Despite recommendations and solid, multidirectional educational activities, only 112 285 children aged 0–14 were vaccinated against influenza in Poland in 2020, which is 1.91% of the population of all children this age. This is a very low level compared to analogous data in other European countries [26,27]. Regrettably, there are no data on influenza vaccination in the 6–14 age during influenza epidemic seasons. The proportion of the vaccinated pediatric population in Poland in the years 2006–2014 is shown in Figure 4.

Optimizing the number of vaccinations in this vulnerable population is extremely important, as it is the best way to prevent severe and complicated infections and even deaths from vaccine-preventable diseases.

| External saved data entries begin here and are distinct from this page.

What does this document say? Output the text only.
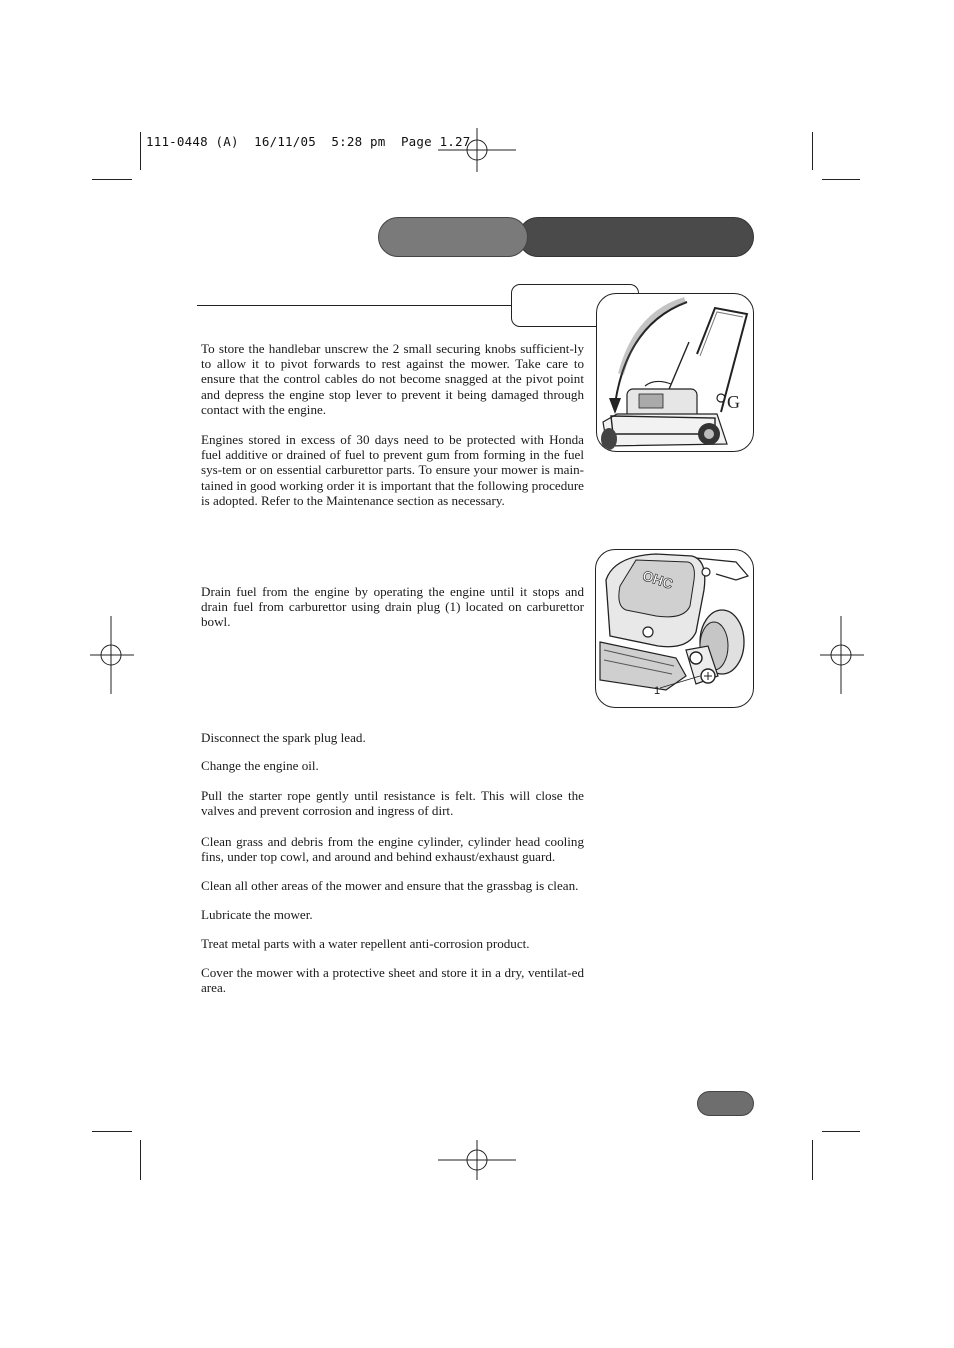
111-0448 (A)  16/11/05  5:28 pm  Page 1.27

To store the handlebar unscrew the 2 small securing knobs sufficient-ly to allow it to pivot forwards to rest against the mower. Take care to ensure that the control cables do not become snagged at the pivot point and depress the engine stop lever to prevent it being damaged through contact with the engine.

Engines stored in excess of 30 days need to be protected with Honda fuel additive or drained of fuel to prevent gum from forming in the fuel sys-tem or on essential carburettor parts. To ensure your mower is main-tained in good working order it is important that the following procedure is adopted. Refer to the Maintenance section as necessary.

G

Drain fuel from the engine by operating the engine until it stops and drain fuel from carburettor using drain plug (1) located on carburettor bowl.

OHC
1

Disconnect the spark plug lead.

Change the engine oil.

Pull the starter rope gently until resistance is felt. This will close the valves and prevent corrosion and ingress of dirt.

Clean grass and debris from the engine cylinder, cylinder head cooling fins, under top cowl, and around and behind exhaust/exhaust guard.

Clean all other areas of the mower and ensure that the grassbag is clean.

Lubricate the mower.

Treat metal parts with a water repellent anti-corrosion product.

Cover the mower with a protective sheet and store it in a dry, ventilat-ed area.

Regular vaccination is one of few things that can be done to protect those at high risk (including children from the age of 6 months to 18 years) from the potential risk of serious complications from influenza and should therefore be part of sound medical practice. Campbell et al [28] conducted a case-control study that showed that influenza vaccination was effective even when the composition of the vaccine had not been sufficiently matched to the strains circulating in the population [28]. They concluded that, in children, influenza vaccination provided marked protection against more severe influenza caused by the 2 dominant types of influenza virus. Most importantly, vaccination halved the risk of hospitalization or emergency department visits for influenza caused by influenza B virus that was genetically and antigenically different from the current influenza vaccine strain. The impact of influenza infection should be considered not only in terms of health loss and often dangerous complications, but also measurable, quantifiable economic costs incurred by the country due to influenza. A study bThe consulting company Ernst & Young, which is part of the National Influenza Control Program, states that the costs of influenza should include both direct and indirect costs of its treatment [29]. The direct costs of influenza treatment include: doctors’ appointments, expenses for medicines, treatment of post-influenza complications, hospitalizations, and specialist examinations. Indirect costs are losses to the economy as a result of sickness absence of employees (eg, dismissal of parents from work due to the child’s illness), long-term absence from work due to illness or caring for a sick person, and severe post-influenza complications, which in turn can lead to partial or complete unfitness for work. Economic analyses also suggest that influenza vaccination has both health and economic benefits [5,29]. Table 1 includes previous studies of the humoral response in high-risk groups.

Considering the very low percentage of the vaccinated population in Poland, the above information will certainly be helpful in promoting prevention and encouraging healthcare professionals to protect themselves, their patients, and their loved ones.

Conclusions

Among many diseases of the respiratory system, influenza is of great importance. The most vulnerable are children who are in high-risk groups that are particularly vulnerable to post-influenza complications: healthy children aged 6–59 months; children with chronic diseases of the cardiovascular or respiratory system, including asthma; and children who often require hospitalization due to various diseases. This study, which shows the high incidence of influenza among children under the age of 14 years, highlights the importance of regular influenza vaccination. It is the cheapest and most effective method of fighting dangerous flu complications. Since children play a very important role in spreading influenza virus in the community, regular vaccination can have both health and economic benefits for all age groups.

Limitations of the study

This work was based solely on the analyses of samples that were reported to the SENTINEL influenza surveillance system. Not all tested samples are reported to the system; therefore, the number of patients studied in Poland in given seasons could be much higher.